As long as the dns servers are still respoding, the website and email notification work - I’m not worried about it. Stats are only “nice to have features”
Failure of NTHFs is a significant datum that indicates other potential system failures. Absent an understanding of the complete system architecture and the root causes of this inconvenience, one cannot rule out other types of failures, up to and including total system collapse.
Admittedly, my viewpoint derives from my time engineering safety-critical systems, where “No anomalous event is trivial” is a guiding principle.
One of the clickhouse database clusters (the one processing the DNS logs) ran out of disk space some days ago. In the process of cleaning that up I upgraded ClickHouse itself and the new version didn’t support (or the operator configuring it disabled?) the “default user” some components had been using. (All sorts of things went slightly sideways, lots of improvements to the setup and disk usage were made).

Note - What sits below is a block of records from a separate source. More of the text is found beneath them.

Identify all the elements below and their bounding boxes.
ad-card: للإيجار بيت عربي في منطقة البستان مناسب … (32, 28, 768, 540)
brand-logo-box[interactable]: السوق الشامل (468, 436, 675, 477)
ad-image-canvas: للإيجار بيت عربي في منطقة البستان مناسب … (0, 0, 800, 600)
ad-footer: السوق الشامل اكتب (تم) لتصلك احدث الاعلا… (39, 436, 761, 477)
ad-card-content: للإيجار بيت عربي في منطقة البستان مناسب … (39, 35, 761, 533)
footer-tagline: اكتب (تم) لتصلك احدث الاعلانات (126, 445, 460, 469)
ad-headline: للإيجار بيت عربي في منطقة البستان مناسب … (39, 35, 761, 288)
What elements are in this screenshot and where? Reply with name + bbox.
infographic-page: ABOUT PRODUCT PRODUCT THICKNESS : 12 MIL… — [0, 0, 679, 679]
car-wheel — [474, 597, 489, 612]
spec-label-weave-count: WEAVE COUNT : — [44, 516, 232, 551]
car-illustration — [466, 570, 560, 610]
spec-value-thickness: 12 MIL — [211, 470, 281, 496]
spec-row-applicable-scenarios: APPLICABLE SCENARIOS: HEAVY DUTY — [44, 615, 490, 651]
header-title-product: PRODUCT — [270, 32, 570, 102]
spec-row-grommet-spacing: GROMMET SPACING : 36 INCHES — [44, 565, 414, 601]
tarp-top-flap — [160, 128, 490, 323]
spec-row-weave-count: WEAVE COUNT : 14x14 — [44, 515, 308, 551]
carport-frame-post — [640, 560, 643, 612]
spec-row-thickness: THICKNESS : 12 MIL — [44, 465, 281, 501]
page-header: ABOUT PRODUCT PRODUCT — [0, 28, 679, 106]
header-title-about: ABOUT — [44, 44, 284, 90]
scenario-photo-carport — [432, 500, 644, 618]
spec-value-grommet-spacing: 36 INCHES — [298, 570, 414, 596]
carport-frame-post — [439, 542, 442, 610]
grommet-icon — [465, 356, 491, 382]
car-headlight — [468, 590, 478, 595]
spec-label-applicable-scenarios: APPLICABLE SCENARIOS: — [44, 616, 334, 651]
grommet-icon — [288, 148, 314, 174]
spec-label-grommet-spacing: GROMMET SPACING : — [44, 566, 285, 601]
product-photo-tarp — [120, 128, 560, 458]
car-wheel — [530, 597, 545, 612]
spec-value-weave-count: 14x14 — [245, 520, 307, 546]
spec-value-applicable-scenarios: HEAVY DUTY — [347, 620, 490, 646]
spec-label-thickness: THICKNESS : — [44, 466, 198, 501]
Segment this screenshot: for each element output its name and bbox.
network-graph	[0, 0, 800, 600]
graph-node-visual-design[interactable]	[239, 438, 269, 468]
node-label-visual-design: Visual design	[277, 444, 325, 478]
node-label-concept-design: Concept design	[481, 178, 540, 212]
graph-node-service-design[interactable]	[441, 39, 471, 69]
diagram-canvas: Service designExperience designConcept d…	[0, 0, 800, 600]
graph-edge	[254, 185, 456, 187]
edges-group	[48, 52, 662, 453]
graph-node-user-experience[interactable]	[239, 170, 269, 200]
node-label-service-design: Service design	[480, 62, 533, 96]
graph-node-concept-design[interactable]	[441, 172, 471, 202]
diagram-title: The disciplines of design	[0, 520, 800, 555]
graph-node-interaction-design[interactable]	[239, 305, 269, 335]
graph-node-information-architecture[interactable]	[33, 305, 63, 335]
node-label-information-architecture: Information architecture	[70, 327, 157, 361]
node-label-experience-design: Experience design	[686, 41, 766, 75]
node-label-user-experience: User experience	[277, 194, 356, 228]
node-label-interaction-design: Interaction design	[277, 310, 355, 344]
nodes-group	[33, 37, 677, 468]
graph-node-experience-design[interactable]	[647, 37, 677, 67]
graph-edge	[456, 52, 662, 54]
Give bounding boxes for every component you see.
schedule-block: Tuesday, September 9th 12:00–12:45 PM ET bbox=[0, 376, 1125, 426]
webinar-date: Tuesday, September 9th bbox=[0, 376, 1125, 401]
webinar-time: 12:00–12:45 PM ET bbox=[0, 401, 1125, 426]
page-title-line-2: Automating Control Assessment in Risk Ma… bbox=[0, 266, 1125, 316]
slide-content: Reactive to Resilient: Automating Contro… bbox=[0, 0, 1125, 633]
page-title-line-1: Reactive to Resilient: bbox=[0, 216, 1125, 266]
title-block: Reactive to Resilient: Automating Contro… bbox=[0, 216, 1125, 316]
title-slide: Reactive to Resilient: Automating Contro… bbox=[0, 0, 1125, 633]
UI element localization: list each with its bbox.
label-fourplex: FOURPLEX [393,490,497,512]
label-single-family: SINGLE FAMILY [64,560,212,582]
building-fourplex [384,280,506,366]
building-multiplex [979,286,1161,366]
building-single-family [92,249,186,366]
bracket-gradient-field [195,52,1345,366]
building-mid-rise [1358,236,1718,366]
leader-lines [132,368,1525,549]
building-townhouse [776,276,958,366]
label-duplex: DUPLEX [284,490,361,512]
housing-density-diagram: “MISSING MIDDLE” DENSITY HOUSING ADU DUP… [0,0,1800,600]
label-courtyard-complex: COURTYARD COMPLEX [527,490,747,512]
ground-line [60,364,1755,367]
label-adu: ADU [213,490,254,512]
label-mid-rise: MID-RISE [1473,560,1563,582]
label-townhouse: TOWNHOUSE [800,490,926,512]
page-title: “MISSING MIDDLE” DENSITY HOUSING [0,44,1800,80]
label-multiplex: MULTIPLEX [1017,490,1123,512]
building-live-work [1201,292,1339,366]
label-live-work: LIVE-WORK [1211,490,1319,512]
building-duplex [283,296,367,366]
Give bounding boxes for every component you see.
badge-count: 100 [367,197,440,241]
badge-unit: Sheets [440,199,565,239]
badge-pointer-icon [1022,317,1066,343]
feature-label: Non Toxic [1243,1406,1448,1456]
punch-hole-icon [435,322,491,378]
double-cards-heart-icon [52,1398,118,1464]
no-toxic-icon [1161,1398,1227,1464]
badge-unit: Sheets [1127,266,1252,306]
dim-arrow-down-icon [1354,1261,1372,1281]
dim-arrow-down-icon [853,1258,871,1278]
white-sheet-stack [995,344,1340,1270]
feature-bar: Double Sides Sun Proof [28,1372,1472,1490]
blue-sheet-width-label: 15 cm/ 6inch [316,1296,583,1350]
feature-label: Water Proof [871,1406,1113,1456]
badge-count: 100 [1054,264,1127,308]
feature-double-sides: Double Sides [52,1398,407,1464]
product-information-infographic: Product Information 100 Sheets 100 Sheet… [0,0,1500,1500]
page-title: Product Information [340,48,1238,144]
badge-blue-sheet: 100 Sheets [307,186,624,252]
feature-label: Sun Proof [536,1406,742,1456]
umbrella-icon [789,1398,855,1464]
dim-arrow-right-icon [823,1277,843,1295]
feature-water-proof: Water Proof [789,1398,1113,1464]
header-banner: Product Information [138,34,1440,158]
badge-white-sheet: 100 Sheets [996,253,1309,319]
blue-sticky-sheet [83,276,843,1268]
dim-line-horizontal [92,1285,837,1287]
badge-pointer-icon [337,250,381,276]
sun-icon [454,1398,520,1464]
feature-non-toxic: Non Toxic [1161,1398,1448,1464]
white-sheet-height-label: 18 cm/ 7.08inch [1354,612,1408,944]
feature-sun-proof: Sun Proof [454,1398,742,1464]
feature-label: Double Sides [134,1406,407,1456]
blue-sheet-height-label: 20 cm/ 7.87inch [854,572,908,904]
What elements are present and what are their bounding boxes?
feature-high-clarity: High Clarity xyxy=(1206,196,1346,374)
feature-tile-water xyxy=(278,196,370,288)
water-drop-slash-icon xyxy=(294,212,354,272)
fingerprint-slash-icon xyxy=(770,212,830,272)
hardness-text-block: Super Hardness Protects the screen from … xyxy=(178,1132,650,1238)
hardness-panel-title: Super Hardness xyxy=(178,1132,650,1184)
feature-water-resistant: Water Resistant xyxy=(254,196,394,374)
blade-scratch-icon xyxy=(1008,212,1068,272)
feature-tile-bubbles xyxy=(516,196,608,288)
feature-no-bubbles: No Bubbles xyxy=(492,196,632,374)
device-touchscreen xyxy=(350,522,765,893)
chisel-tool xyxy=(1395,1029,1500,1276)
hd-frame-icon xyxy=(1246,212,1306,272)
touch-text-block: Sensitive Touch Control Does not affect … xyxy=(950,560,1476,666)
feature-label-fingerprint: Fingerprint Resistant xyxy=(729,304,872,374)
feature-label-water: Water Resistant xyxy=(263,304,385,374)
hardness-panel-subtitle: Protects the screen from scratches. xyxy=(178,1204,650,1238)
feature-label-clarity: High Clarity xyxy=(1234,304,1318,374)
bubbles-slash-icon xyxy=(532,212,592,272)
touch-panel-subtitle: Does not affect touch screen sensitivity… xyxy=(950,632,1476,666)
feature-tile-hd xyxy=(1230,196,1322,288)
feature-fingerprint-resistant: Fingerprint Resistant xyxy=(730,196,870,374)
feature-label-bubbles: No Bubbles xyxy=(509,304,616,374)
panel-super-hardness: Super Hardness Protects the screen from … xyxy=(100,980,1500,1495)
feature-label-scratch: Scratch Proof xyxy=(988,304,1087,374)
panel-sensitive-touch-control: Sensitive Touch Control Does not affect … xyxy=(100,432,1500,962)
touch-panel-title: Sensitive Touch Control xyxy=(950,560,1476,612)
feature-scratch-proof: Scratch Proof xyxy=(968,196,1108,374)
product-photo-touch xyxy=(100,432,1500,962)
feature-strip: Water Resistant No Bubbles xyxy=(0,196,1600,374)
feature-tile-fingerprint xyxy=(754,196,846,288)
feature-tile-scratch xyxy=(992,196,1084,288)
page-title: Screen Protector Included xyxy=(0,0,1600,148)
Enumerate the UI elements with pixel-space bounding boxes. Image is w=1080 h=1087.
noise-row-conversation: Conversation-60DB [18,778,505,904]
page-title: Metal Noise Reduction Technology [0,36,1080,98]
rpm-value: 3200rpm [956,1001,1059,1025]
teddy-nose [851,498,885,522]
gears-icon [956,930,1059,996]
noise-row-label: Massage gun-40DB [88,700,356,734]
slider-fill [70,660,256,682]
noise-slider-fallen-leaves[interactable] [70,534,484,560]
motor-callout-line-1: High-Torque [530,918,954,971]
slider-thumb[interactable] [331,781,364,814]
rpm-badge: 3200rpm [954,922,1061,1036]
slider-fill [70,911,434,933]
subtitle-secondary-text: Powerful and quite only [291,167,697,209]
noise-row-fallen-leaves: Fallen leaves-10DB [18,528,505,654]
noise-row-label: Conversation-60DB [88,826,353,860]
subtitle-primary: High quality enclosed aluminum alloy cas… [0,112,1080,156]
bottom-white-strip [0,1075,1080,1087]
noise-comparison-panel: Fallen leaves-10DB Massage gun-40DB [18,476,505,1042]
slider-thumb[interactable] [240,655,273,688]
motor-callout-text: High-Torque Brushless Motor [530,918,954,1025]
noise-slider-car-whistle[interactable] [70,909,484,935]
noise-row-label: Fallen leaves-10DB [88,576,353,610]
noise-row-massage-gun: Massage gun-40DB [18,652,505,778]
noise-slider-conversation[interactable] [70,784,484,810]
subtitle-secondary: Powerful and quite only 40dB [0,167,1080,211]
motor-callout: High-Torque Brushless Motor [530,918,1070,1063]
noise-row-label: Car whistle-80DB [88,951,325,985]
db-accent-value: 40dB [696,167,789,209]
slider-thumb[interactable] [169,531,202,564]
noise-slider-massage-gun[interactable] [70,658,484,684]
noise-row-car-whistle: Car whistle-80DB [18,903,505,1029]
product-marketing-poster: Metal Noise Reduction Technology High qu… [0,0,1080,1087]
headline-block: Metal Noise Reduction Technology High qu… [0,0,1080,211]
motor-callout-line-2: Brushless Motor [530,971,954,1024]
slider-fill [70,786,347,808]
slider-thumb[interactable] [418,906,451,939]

I only had time to fix the more critical parts right then and only got the data-api fixed today.
The code change was small, most of the changes were in the clickhouse configuration, Vault (that’s securely storing things like password) and in the Flux configuration that’s deploying the software.
@MagicNTP I missed that the tool that updates the status page graphs also query clickhouse; I’ll add that query to the data-api tool to have it consolidated.
Yeah, I was disappointed it took me so long to get it fixed. I usually have better luck judging risk so I do maintenance and changes according to the time / energy / awareness I have available to follow-up if something goes wrong.
(As an example, I have some big updates to the monitoring system about ready but I’ve been traveling so the changes are safely held back in just the development system).
I’m running into problems with NTP server checking (and is thus unable to add more servers to the pool).
It worked fine around six hours ago, and I added one server successfully. Now I’m trying to add a couple more and always end up with this message:
Could not decode NTP response from trace server
I ran ntpdate -q from two machines on the opposite sides of the globe, and it worked fine. Moreover, the check fails for time.cloudflare.com (162.159.200.1) and time.google.com (216.239.35.4).
Yeah, thanks for pointing it out (and to the operator who emailed the help address).
I’m not actually sure what happened. The production monitoring API got timeouts connecting to the MQTT broker. The beta and development instances were working fine, the monitors were connecting fine to MQTT too. It hasn’t happened before and it’s not clear why it did now.
The system has a fallback for checking NTP servers if the path via the monitoring system doesn’t work, but that didn’t work either (and that code path isn’t covered by tracing).